Tarihçe-i Hayat | Birinci Kısım - İlk Hayatı | 64
(30-149)

Herhangi bir nutuk irad ettim ise; herbir kelimesine kimsenin bir îtirazı varsa, bürhan ile isbata hazırım. Ve dedim ki: “Asıl Şeriâtın meslek-i hakîkisi, hakîkat-ı meşrûtiyet-i meşrûadır.” Demek meşrûtiyeti, delâil-i şer’iyye ile kabul ettim. Başka medeniyetçiler gibi taklidî ve hilâf-ı Şeriât telâkki etmedim. Ve Şeriâtı rüşvet vermedim. Ve ulemâ ve Şeriâtı, Avrupa’nın zünûn-u fâsidesinden iktidarıma göre kurtarmaya çalıştığımdan cinâyet ettim ki, bu tarz muamelenizi gördüm!

ÜÇÜNCÜ CİNAYET: İstanbul’da yirmi bine yakın hemşehrilerimi, hammal ve gafil ve safdil olduklarından ba’zı particiler onları iğfal ile Vilâyat-ı Şarkiyeyi lekedar etmelerinden korktum.
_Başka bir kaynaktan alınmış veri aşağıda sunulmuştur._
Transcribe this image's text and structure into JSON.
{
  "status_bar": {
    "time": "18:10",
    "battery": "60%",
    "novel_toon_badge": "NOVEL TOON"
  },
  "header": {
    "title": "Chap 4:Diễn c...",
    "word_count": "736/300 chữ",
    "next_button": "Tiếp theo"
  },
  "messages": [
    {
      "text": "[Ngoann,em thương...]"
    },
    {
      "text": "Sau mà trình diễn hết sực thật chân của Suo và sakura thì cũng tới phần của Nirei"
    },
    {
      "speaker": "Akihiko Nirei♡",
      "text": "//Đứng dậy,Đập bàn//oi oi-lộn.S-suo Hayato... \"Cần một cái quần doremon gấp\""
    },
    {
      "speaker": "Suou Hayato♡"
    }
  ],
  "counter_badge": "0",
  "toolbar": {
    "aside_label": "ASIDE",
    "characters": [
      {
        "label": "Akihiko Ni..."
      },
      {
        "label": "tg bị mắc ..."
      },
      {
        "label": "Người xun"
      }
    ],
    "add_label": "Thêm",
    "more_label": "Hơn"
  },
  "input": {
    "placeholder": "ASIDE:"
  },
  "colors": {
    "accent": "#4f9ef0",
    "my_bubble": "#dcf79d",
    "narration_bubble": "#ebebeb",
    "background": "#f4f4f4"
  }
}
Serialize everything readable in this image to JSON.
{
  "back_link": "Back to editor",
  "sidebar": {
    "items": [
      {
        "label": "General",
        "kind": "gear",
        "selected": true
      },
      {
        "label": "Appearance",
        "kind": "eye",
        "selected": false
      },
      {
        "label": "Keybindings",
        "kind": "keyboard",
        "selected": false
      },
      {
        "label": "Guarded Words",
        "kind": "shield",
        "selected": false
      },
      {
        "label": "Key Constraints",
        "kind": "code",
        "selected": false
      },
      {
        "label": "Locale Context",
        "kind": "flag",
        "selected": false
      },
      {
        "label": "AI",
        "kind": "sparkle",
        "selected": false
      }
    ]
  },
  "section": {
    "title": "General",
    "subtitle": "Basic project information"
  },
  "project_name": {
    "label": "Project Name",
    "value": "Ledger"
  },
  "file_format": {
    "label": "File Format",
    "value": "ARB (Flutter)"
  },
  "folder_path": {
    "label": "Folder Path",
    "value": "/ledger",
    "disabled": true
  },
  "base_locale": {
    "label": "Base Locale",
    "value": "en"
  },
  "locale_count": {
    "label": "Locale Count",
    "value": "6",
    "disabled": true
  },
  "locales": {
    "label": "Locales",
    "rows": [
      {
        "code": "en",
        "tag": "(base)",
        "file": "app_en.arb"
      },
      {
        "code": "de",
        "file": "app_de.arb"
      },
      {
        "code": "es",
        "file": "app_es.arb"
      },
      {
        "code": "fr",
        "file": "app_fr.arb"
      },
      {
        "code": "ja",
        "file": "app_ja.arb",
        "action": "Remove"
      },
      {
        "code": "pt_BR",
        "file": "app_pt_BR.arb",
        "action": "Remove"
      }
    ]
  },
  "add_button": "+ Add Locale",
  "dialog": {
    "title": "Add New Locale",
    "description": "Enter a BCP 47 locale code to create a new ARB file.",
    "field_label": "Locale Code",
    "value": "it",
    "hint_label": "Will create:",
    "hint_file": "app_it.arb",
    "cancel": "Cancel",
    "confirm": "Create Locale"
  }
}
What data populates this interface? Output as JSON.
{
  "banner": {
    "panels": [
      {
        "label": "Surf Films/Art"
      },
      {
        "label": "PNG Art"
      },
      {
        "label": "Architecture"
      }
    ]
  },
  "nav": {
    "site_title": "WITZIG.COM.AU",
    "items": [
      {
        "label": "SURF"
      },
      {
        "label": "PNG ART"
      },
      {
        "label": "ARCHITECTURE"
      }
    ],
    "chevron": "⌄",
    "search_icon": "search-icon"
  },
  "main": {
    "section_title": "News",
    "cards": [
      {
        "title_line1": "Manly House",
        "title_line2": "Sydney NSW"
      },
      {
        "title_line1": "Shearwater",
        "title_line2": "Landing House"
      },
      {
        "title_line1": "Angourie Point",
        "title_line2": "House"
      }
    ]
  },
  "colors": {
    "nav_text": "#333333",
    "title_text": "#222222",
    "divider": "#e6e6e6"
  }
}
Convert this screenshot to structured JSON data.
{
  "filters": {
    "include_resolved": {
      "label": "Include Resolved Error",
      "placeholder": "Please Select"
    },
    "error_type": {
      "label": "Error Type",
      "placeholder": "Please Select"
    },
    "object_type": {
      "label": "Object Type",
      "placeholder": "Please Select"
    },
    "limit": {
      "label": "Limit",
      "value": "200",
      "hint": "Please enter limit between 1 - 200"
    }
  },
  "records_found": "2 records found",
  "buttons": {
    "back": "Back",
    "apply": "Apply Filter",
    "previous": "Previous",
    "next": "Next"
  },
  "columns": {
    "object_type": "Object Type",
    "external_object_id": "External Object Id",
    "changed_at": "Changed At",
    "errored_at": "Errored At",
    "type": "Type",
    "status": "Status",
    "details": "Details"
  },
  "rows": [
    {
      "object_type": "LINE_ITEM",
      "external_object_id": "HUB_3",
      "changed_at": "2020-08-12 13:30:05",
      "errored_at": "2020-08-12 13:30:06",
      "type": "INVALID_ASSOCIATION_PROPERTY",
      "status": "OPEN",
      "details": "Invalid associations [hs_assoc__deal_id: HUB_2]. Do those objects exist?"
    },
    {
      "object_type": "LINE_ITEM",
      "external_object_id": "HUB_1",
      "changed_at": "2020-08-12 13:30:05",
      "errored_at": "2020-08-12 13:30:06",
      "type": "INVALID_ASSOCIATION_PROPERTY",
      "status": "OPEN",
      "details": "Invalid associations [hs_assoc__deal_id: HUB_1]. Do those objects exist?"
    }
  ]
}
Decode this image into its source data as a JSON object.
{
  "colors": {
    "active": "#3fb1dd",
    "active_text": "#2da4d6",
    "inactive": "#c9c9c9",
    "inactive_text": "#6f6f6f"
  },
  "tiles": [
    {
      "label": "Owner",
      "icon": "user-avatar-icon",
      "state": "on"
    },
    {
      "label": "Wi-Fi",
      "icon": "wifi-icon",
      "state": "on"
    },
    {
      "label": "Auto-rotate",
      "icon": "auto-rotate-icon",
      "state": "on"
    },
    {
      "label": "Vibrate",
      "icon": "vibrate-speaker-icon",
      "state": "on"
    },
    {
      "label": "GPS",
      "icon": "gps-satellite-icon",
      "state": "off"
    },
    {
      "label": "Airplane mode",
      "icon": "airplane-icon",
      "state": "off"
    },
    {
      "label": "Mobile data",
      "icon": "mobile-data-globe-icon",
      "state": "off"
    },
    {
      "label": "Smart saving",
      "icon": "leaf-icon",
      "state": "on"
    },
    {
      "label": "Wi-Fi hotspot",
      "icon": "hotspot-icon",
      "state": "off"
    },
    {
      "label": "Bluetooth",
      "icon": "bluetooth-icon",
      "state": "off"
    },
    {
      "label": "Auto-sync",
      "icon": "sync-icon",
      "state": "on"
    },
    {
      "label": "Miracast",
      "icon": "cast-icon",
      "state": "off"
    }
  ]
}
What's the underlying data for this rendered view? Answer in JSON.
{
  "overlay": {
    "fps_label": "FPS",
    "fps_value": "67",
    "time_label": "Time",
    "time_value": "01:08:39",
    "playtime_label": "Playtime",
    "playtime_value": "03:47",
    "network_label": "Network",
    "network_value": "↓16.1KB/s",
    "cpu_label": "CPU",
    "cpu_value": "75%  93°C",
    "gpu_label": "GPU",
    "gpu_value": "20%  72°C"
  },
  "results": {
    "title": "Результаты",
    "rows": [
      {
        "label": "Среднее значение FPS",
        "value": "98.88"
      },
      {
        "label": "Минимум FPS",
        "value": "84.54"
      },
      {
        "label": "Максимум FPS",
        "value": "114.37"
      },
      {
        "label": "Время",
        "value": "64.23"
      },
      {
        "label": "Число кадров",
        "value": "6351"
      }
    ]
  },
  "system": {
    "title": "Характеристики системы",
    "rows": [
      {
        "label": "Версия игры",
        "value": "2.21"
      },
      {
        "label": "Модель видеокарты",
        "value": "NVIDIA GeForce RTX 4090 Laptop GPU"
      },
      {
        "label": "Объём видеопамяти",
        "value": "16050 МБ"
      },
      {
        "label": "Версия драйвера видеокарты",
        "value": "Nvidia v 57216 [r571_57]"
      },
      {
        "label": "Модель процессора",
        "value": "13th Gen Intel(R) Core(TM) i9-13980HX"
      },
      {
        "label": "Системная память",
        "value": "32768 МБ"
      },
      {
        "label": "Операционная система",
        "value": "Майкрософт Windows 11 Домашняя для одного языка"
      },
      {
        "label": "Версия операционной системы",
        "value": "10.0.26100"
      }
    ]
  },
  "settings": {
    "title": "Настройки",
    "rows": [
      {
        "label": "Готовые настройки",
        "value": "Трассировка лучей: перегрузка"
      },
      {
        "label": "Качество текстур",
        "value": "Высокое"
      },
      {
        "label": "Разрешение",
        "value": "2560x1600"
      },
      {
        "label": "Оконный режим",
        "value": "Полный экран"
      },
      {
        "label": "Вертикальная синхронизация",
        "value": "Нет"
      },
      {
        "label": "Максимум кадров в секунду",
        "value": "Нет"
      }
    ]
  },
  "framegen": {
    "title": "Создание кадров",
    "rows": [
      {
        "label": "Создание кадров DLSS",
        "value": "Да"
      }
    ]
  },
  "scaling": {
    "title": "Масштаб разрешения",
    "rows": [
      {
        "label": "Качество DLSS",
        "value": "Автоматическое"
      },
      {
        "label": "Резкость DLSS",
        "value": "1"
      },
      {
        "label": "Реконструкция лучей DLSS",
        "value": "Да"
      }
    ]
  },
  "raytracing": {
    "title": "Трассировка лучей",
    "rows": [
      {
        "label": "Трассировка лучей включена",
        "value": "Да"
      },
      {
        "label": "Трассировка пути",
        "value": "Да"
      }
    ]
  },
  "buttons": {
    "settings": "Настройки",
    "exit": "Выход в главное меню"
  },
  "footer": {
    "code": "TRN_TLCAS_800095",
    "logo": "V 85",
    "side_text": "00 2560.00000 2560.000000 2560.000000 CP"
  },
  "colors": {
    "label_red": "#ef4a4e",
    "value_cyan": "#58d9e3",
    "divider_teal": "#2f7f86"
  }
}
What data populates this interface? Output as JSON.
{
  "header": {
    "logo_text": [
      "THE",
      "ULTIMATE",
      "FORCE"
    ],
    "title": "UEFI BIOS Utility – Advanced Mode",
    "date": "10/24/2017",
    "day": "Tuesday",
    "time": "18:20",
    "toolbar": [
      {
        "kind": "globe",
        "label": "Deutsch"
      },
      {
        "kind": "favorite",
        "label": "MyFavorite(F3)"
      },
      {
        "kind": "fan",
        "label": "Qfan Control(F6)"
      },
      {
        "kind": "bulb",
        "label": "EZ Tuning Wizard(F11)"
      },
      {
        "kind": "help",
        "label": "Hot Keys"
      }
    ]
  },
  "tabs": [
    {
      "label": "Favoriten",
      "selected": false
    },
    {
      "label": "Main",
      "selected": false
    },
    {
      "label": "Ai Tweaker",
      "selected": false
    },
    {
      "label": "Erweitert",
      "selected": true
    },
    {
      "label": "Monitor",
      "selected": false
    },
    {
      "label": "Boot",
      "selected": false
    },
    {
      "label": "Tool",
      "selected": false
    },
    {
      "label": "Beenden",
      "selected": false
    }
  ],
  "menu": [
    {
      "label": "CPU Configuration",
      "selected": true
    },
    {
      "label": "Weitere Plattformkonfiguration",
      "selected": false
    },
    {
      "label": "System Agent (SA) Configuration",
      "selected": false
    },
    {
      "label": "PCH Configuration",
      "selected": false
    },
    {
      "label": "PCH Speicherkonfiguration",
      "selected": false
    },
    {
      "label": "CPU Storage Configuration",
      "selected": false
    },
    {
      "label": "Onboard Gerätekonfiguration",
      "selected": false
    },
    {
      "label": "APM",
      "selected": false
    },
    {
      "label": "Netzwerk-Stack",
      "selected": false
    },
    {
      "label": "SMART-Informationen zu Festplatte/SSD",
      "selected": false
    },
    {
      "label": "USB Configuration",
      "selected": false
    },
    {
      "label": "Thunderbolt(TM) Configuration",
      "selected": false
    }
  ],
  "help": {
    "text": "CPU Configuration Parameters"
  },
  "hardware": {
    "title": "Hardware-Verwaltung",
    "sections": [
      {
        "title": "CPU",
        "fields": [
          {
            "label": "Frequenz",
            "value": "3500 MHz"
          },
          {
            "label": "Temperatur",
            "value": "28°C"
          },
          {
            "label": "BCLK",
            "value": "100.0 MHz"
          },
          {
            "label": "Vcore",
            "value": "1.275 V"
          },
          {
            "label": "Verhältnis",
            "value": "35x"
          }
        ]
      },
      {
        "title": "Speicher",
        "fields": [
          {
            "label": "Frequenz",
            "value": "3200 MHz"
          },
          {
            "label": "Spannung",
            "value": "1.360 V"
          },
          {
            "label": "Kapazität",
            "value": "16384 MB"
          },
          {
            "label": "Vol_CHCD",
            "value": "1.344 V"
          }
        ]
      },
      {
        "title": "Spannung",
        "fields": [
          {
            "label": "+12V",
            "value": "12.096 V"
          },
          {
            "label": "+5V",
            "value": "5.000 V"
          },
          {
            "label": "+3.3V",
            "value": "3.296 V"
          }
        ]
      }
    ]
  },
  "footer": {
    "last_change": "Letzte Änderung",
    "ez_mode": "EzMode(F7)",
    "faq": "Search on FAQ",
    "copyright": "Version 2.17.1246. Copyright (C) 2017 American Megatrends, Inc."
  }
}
Ve hammalların umum yerlerini ve kahvelerini gezdim. Geçen sene anlıyacakları sûrette meşrûtiyeti onlara telkin ettim. Şu mealde:

“İstibdât, zulüm ve tahakkümdür. Meşrûtiyet, adâlet ve Şeriâttır. Pâdişâh, Peygamberimizin emrine itaat etse ve yoluna gitse halifedir. Biz de ona itaat edeceğiz. Yoksa; Peygambere tâbi olmayıp zulüm edenler, pâdişâh da olsalar, haydutturlar. Bizim düşmanımız cehalet, zarûret, ihtilâftır. Bu üç düşmana karşı sanat, mârifet, ittifak silahiyle cihâd edeceğiz. Ve bizi bir cihette teyakkuza ve terakkiye sevkeden hakîki kardeşlerimiz Türklerle ve komşularımızla dost olup elele vereceğiz. Zîra husûmette fenalık var, husûmete vaktimiz yoktur. Hükümetin işine karışmayacağız; zîra, hikmet-i hükümeti bilmiyoruz...

İşte o hammalların, Avusturya’ya karşı (benim gibi bütün Avrupa’ya karşı) (1) boykotları ve en müşevveş ve heyecanlı zamanlarda âkılâne hareketlerinde bu nasihatın te’siri olmuştur. Pâdişâha karşı irtibatlarını tâdil etmeye ve boykotajlarla Avrupa’ya karşı harb-i iktisadî açmaya sebebiyet verdiğimden demek cinâyet ettim ki bu belâya düştüm!

DÖRDÜNCU CİNAYET: Avrupa, bizdeki cehalet ve taassup müsaadesiyle; Şeriâtı (hâşâ ve kellâ) istibdâda müsait zannettiklerinden, nihayet derecede kalben üzülmüştüm.


(1): Bediüzzamana zurefâdan biri, bir gün, irfaniyle mütenasip bir esvap giymesi lüzumundan bahseder. Müşarünileyh de: “Siz, Avusturya’ya güya boykot yapıyorsunuz, hem onun gönderdiği kalpakları giyiyorsunuz. Ben ise, bütün Avrupa’ya boykot yapıyorum, onun için yalnız memleketimin maddî ve ma’nevî mâmulâtını giyiyorum” buyurmuştur.